26/05/12

Dirk hat so langsam so richtig die Schnauze voll!
Immer noch streunt der Sabbat vor der Haustür rum und keiner von diesen „noch so tollen und wissenden“ Vampiren aus der Domäne hat irgendetwas herausgefunden. Wie kann es eigentlich so schwer sein ein paar Sabbatianer in der Domäne zu finden. Die anderen Primogene melden sich nicht und es geht wieder nichts voran.
Also: eine kurze sms an die ganze Domäne geschickt und ein Treffen verlangt. Es sind erbärmlich wenig Vampire aufgetaucht, langsam müssen wir eine Liste führen welche Vampire es überhaupt noch in der Domäne gibt. Gibt es einen Jäger, der die Vampire – einen nach dem anderen – langsam erledigt?
Die neuen Vampire wissen noch nicht einmal über den Sabbat hier Bescheid, unsere Gesprächsbereitschaft muss sich wirklich rühmen lassen!
Ludwig ist rein zufällig heute Abend über den Sabbat „gestolpert“ – wieso nehm ich ihm das nur nicht ab. Wenn ich herausfinde das er das schon länger wusste, vergnüg ich mich ein wenig.
Einen kurzen Plan geschmiedet und auf zum Sabbat. Alle Planung nutzt natürlich gar nichts, während dem kurzen Geplänkel herrscht wieder hoffnungsloses Chaos… Trotz allem schaffen wir es drei Mitglieder des Sabbats zu  pflocken – in zwei von uns landet dabei auch ein Pflock.
Nachdem wir die Vampire zum Haus des Prinzen geschafft haben taucht auch Tatjana auf – in letzter Zeit immer schlecht gelaunt.
Wir befragen diesen tuntigen Russen, der lässt aber nicht viel heraus. Zumindestens wissen wir das sein Rudel vier Mitglieder hatte und eine verschwunden ist und wir die drei übrigen haben. Was nicht heißt, dass es nicht mehr Sabbatianer hier gibt, die wissen anscheinend nichts über die anderen „Rudel“.

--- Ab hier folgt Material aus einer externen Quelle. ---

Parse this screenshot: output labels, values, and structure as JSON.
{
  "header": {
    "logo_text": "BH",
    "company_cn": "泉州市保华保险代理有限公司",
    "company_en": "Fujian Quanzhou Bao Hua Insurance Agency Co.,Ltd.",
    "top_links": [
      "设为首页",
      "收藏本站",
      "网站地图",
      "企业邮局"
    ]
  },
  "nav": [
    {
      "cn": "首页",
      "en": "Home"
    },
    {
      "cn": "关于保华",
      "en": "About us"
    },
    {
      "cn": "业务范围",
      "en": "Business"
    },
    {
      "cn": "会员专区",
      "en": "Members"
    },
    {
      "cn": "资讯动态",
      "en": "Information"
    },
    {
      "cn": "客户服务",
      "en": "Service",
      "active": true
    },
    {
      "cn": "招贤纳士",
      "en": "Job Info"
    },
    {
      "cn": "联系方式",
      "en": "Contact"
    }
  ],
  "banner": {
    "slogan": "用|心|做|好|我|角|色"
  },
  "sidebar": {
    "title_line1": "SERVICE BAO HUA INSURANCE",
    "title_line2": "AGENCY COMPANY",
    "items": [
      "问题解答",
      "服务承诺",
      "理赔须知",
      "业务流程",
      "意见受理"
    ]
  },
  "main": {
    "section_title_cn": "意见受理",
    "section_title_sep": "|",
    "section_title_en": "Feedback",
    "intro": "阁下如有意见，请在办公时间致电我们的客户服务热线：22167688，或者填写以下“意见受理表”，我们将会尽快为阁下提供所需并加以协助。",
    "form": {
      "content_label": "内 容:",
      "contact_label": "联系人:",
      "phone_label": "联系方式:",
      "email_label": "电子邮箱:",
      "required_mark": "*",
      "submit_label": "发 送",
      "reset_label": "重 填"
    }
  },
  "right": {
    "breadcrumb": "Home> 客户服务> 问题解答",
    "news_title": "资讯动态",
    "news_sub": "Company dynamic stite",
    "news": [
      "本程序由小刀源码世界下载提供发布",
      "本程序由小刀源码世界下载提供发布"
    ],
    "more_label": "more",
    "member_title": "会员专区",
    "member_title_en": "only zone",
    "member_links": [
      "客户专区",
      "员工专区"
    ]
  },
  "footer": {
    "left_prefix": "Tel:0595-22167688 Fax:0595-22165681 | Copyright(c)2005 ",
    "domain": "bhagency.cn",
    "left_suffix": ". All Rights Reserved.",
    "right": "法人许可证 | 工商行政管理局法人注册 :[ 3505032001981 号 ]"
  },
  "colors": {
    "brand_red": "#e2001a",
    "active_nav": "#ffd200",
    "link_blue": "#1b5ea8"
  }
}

Wolf macht kurzen Proßess mit dem Russen und dann auch mit der einen Nosferatu. Den letzten befragen wir dann noch kurz, bevor Ludwig ihn erledigt.
Sabbat erledigt und ein paar Informationen erhalten – Lane hat anscheinend richtig mit denen zusammen gearbeitet – und z.B. auch über mich erzählt.
Der ehemalige Prinz war anscheinend nicht vom Sabbat, was Lane fast schon sicher verurteilt und meinen Kopf auch in Gefahr bringt.